In its closing credits, Vox Lux calls itself “a 21st century portrait.” But of what? This portrait isn’t just of a rising pop star or her fall back to earth. Even though gun violence plays several key roles in the story, the movie definitely isn’t about gun control. It doesn’t care about predictable outcomes, a traditional structure, morals or issues with foreseeable solutions. Vox Lux is about the pain that defines our modern times and the tenuous ways we cope with it. With all the mass shootings, terrorist attacks and cannibalistic behavior we’ve adopted, trauma is nothing special. Trauma is the new ennui.
That may sound cynical, but Vox Lux is too amoral to be cynical. It’s cold and cruel — maybe even bitter — but not cynical.

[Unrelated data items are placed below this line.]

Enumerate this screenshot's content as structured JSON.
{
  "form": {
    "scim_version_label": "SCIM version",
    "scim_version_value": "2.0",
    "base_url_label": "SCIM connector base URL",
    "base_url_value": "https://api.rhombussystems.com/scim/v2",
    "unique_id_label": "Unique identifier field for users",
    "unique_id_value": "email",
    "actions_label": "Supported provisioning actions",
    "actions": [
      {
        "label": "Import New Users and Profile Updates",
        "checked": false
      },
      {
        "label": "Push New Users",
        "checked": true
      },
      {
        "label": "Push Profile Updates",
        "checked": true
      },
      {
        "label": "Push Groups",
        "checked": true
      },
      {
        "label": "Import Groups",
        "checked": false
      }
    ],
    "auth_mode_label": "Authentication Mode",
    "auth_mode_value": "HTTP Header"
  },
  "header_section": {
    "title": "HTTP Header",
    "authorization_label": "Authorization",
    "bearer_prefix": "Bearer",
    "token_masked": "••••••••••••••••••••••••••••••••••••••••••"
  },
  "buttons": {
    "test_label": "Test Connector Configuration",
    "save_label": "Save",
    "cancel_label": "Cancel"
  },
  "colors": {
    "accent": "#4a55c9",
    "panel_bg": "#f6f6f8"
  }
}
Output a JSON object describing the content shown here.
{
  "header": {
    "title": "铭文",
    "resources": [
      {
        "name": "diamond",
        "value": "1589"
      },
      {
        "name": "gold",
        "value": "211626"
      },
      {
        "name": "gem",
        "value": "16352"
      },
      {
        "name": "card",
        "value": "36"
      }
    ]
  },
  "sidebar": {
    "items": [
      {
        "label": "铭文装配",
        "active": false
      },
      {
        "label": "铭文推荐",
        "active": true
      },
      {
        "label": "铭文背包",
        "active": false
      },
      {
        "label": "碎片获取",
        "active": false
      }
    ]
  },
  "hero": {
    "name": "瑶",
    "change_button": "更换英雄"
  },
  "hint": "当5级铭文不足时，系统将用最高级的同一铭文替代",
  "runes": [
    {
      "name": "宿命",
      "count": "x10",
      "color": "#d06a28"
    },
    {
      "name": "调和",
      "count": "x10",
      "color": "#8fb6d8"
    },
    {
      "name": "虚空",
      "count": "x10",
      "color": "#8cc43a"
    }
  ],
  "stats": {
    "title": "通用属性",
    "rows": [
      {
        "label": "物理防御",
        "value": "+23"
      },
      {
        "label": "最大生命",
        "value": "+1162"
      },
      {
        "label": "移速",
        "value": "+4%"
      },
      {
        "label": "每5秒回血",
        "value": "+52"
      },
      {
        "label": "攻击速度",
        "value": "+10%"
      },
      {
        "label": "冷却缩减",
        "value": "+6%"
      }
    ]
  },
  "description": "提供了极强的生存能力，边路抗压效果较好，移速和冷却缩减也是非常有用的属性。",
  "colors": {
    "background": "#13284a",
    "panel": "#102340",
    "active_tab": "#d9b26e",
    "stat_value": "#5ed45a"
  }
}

Directed by Brady Corbet (The Childhood of a Leader), Vox Lux operates in a snow globe that shifts from frigid sadness to camp-influenced satire. It’s brash, bold and boisterous, and like if Nicolas Winding Refn distilled a Bob Fosse or John Cassavetes film and caked it in Eurotrash, it manages to split the difference between retrospection and immediacy. The movie even opens with its would-be pretentions on its sleeve with a title card that reads “Prologue,” narration from Willem Dafoe and another card that says “Genesis.” Dafoe’s voice tells the story of Celeste Montgomery (Raffey Cassidy) like if God did an episode of Behind the Music, but that majesty doesn’t last long as Corbet plunges into the tragedy that comes to define her. In the world of Vox Lux, people are as only as interesting as the worst thing that’s ever happened to them.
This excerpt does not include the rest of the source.